NC State Ph.D. student and Wake County, N.C., high school teacher Michael Prelaske is helping students through game-based learning and scholarships. He is the founder of 1347 Games, a nonprofit focused on creating standards-based, multiplayer, digital simulations for the classroom. “Learning takes place through stories and play,” says Prelaske, who has taught at Middle Creek High School in Apex, N.C., since 2014. “There’s very little play incorporated into the modern social studies curriculum, because it’s really difficult to play with complex topics.” Prelaske is working to change that.

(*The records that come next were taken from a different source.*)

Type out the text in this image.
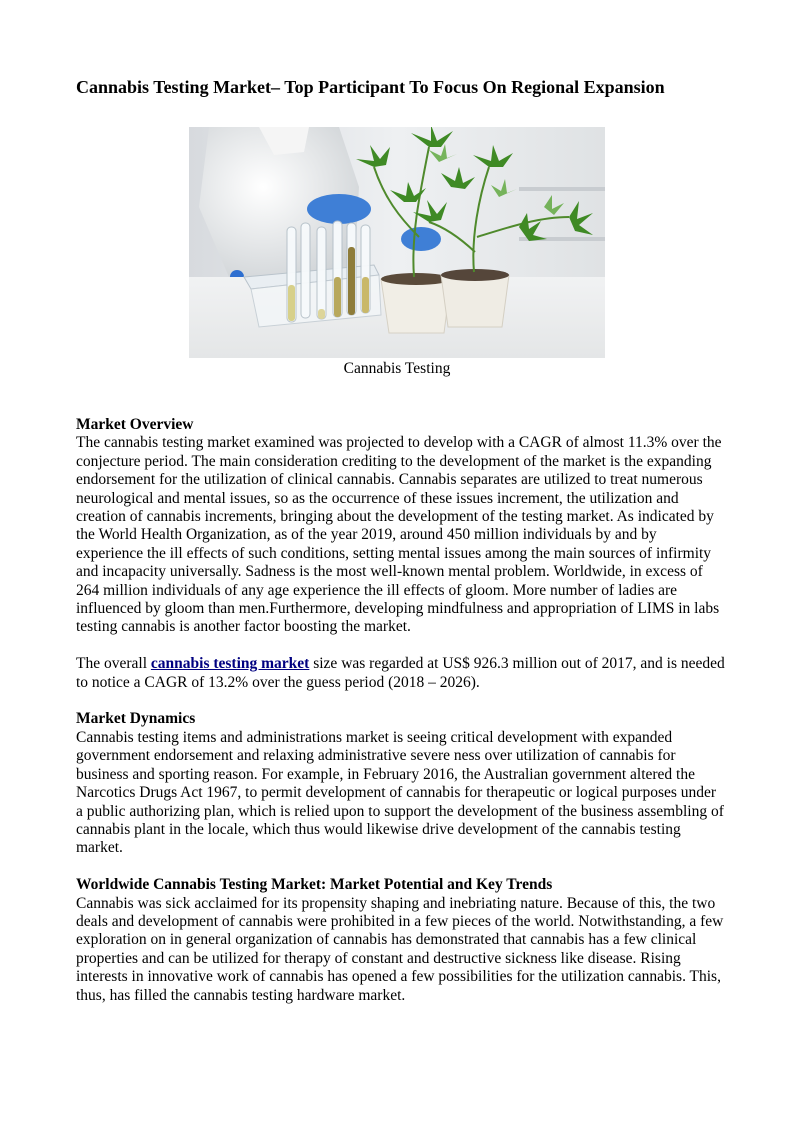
Cannabis Testing Market– Top Participant To Focus On Regional Expansion
Cannabis Testing
Market Overview

The cannabis testing market examined was projected to develop with a CAGR of almost 11.3% over the conjecture period. The main consideration crediting to the development of the market is the expanding endorsement for the utilization of clinical cannabis. Cannabis separates are utilized to treat numerous neurological and mental issues, so as the occurrence of these issues increment, the utilization and creation of cannabis increments, bringing about the development of the testing market. As indicated by the World Health Organization, as of the year 2019, around 450 million individuals by and by experience the ill effects of such conditions, setting mental issues among the main sources of infirmity and incapacity universally. Sadness is the most well-known mental problem. Worldwide, in excess of 264 million individuals of any age experience the ill effects of gloom. More number of ladies are influenced by gloom than men.Furthermore, developing mindfulness and appropriation of LIMS in labs testing cannabis is another factor boosting the market.

The overall cannabis testing market size was regarded at US$ 926.3 million out of 2017, and is needed to notice a CAGR of 13.2% over the guess period (2018 – 2026).

Market Dynamics

Cannabis testing items and administrations market is seeing critical development with expanded government endorsement and relaxing administrative severe ness over utilization of cannabis for business and sporting reason. For example, in February 2016, the Australian government altered the Narcotics Drugs Act 1967, to permit development of cannabis for therapeutic or logical purposes under a public authorizing plan, which is relied upon to support the development of the business assembling of cannabis plant in the locale, which thus would likewise drive development of the cannabis testing market.

Worldwide Cannabis Testing Market: Market Potential and Key Trends

Cannabis was sick acclaimed for its propensity shaping and inebriating nature. Because of this, the two deals and development of cannabis were prohibited in a few pieces of the world. Notwithstanding, a few exploration on in general organization of cannabis has demonstrated that cannabis has a few clinical properties and can be utilized for therapy of constant and destructive sickness like disease. Rising interests in innovative work of cannabis has opened a few possibilities for the utilization cannabis. This, thus, has filled the cannabis testing hardware market.
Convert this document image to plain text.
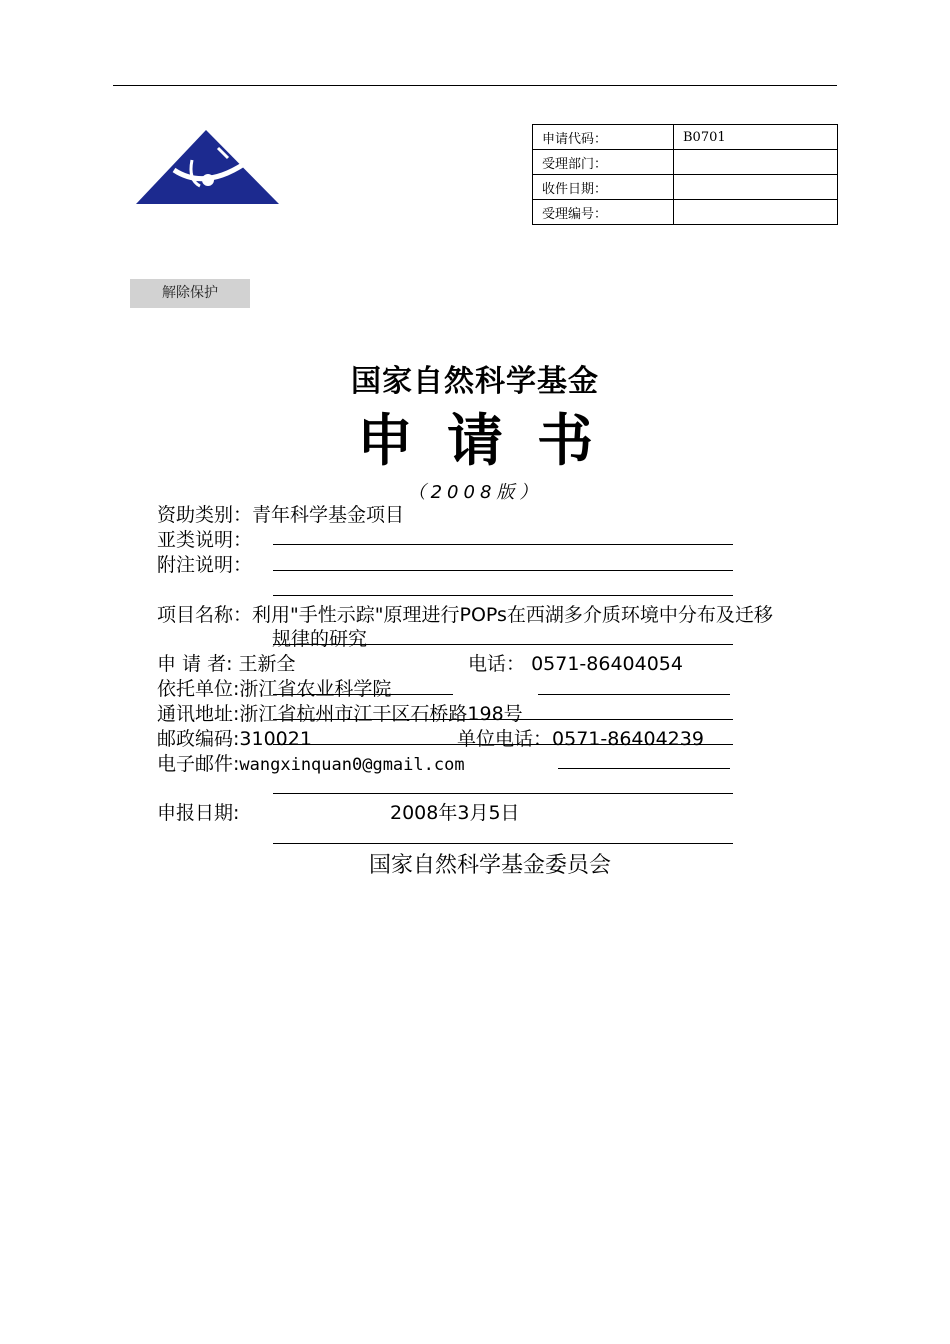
申请代码：	B0701
受理部门：	
收件日期：	
受理编号：	
解除保护
国家自然科学基金
申请书
（2008版）
资助类别：青年科学基金项目
亚类说明：
附注说明：
项目名称：利用"手性示踪"原理进行POPs在西湖多介质环境中分布及迁移
规律的研究
申 请 者: 王新全	电话： 0571-86404054
依托单位:浙江省农业科学院
通讯地址:浙江省杭州市江干区石桥路198号
邮政编码:310021	单位电话：0571-86404239
电子邮件:wangxinquan0@gmail.com
申报日期:	2008年3月5日
国家自然科学基金委员会
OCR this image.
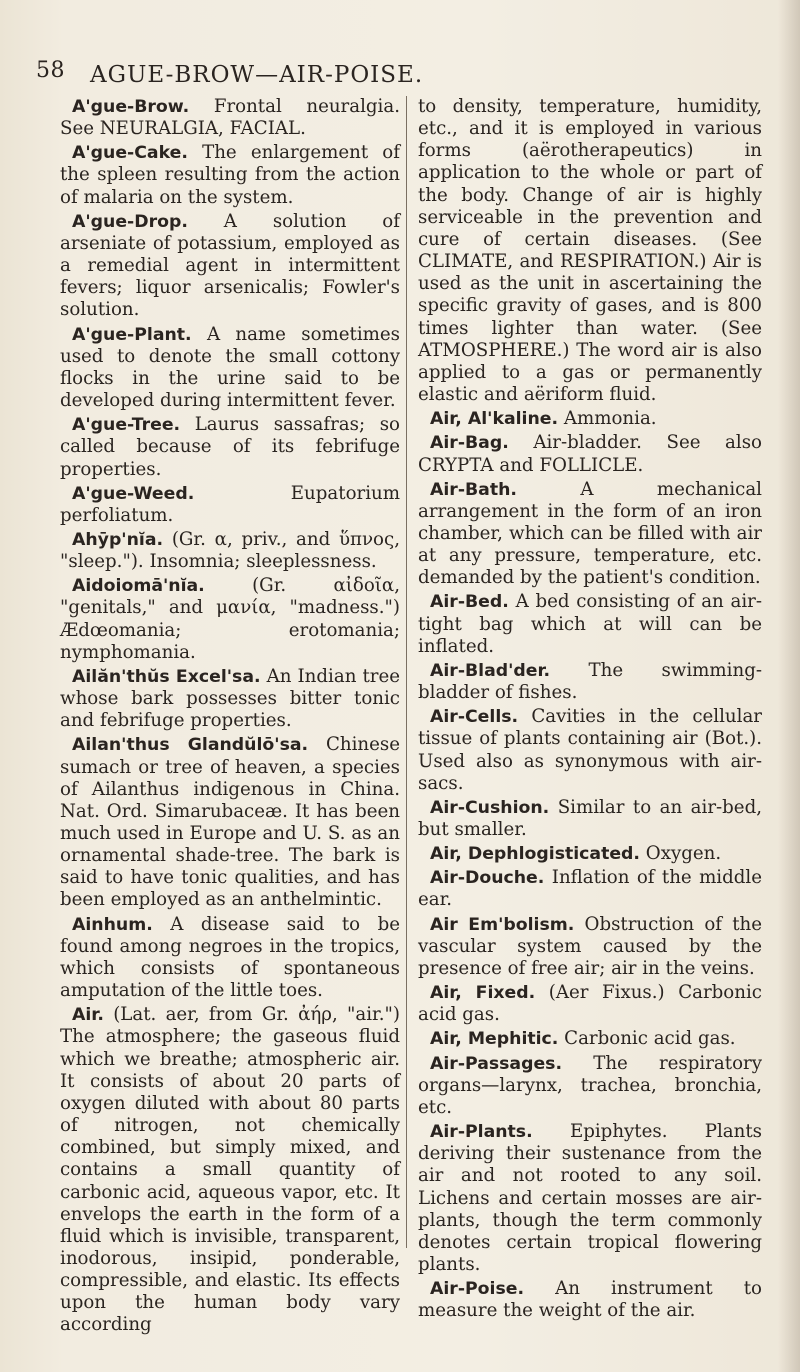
58 AGUE-BROW—AIR-POISE.

A'gue-Brow. Frontal neuralgia. See NEURALGIA, FACIAL.

A'gue-Cake. The enlargement of the spleen resulting from the action of malaria on the system.

A'gue-Drop. A solution of arseniate of potassium, employed as a remedial agent in intermittent fevers; liquor arsenicalis; Fowler's solution.

A'gue-Plant. A name sometimes used to denote the small cottony flocks in the urine said to be developed during intermittent fever.

A'gue-Tree. Laurus sassafras; so called because of its febrifuge properties.

A'gue-Weed.	Eupatorium perfoliatum.

Ahȳp'nĭa. (Gr. α, priv., and ὕπνος, "sleep."). Insomnia; sleeplessness.

Aidoiomā'nĭa.	(Gr. αἰδοῖα, "genitals," and μανία, "madness.") Ædœomania; erotomania; nymphomania.

Ailăn'thŭs Excel'sa. An Indian tree whose bark possesses bitter tonic and febrifuge properties.

Ailan'thus Glandŭlō'sa. Chinese sumach or tree of heaven, a species of Ailanthus indigenous in China. Nat. Ord. Simarubaceæ. It has been much used in Europe and U. S. as an ornamental shade-tree. The bark is said to have tonic qualities, and has been employed as an anthelmintic.

Ainhum. A disease said to be found among negroes in the tropics, which consists of spontaneous amputation of the little toes.

Air. (Lat. aer, from Gr. ἀήρ, "air.") The atmosphere; the gaseous fluid which we breathe; atmospheric air. It consists of about 20 parts of oxygen diluted with about 80 parts of nitrogen, not chemically combined, but simply mixed, and contains a small quantity of carbonic acid, aqueous vapor, etc. It envelops the earth in the form of a fluid which is invisible, transparent, inodorous, insipid, ponderable, compressible, and elastic. Its effects upon the human body vary according

to density, temperature, humidity, etc., and it is employed in various forms (aërotherapeutics) in application to the whole or part of the body. Change of air is highly serviceable in the prevention and cure of certain diseases. (See CLIMATE, and RESPIRATION.) Air is used as the unit in ascertaining the specific gravity of gases, and is 800 times lighter than water. (See ATMOSPHERE.) The word air is also applied to a gas or permanently elastic and aëriform fluid.

Air, Al'kaline. Ammonia.

Air-Bag. Air-bladder. See also CRYPTA and FOLLICLE.

Air-Bath.	A mechanical arrangement in the form of an iron chamber, which can be filled with air at any pressure, temperature, etc. demanded by the patient's condition.

Air-Bed. A bed consisting of an air-tight bag which at will can be inflated.

Air-Blad'der. The swimming-bladder of fishes.

Air-Cells. Cavities in the cellular tissue of plants containing air (Bot.). Used also as synonymous with air-sacs.

Air-Cushion. Similar to an air-bed, but smaller.

Air, Dephlogisticated. Oxygen.

Air-Douche. Inflation of the middle ear.

Air Em'bolism. Obstruction of the vascular system caused by the presence of free air; air in the veins.

Air, Fixed. (Aer Fixus.) Carbonic acid gas.

Air, Mephitic. Carbonic acid gas.

Air-Passages. The respiratory organs—larynx, trachea, bronchia, etc.

Air-Plants. Epiphytes. Plants deriving their sustenance from the air and not rooted to any soil. Lichens and certain mosses are air-plants, though the term commonly denotes certain tropical flowering plants.

Air-Poise. An instrument to measure the weight of the air.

He’s currently pursuing a Ph.D. in learning sciences and for the past 10 years has been incorporating simulation games into his classes. His newest digital role-playing games place students on a trade ship during the Age of Exploration or a feudalist farm in pre-Norman England. Prelaske describes the simulations as a bit like Oregon Trail, where players make decisions and consider risks while learning about logistics, geography and behavioral science.
When he’s not focused on making learning more fun, Prelaske works to make the profession more desirable. While teaching can be “very rewarding,” he says that North Carolina is facing a massive teacher shortage. To help remove some of the hurdles for future educators, he and three teaching colleagues — Kenny Collishaw ’17 MED, Nick Flohr and Eddie Wasdell — formed the nonprofit Old North Education Foundation. They hold fundraising events and even partner with distilleries to create customized bourbon that is sold to raise funds for scholarships.
In the past two years, they’ve raised nearly $100,000 to support North Carolina students who want to study education, including at least two who attend NC State. “This is a way for us to do something fun together, to give back and encourage future teachers,” he says. You don’t need an endowment or big bank account to bring about change, Prelaske says, “You just have to go do it.”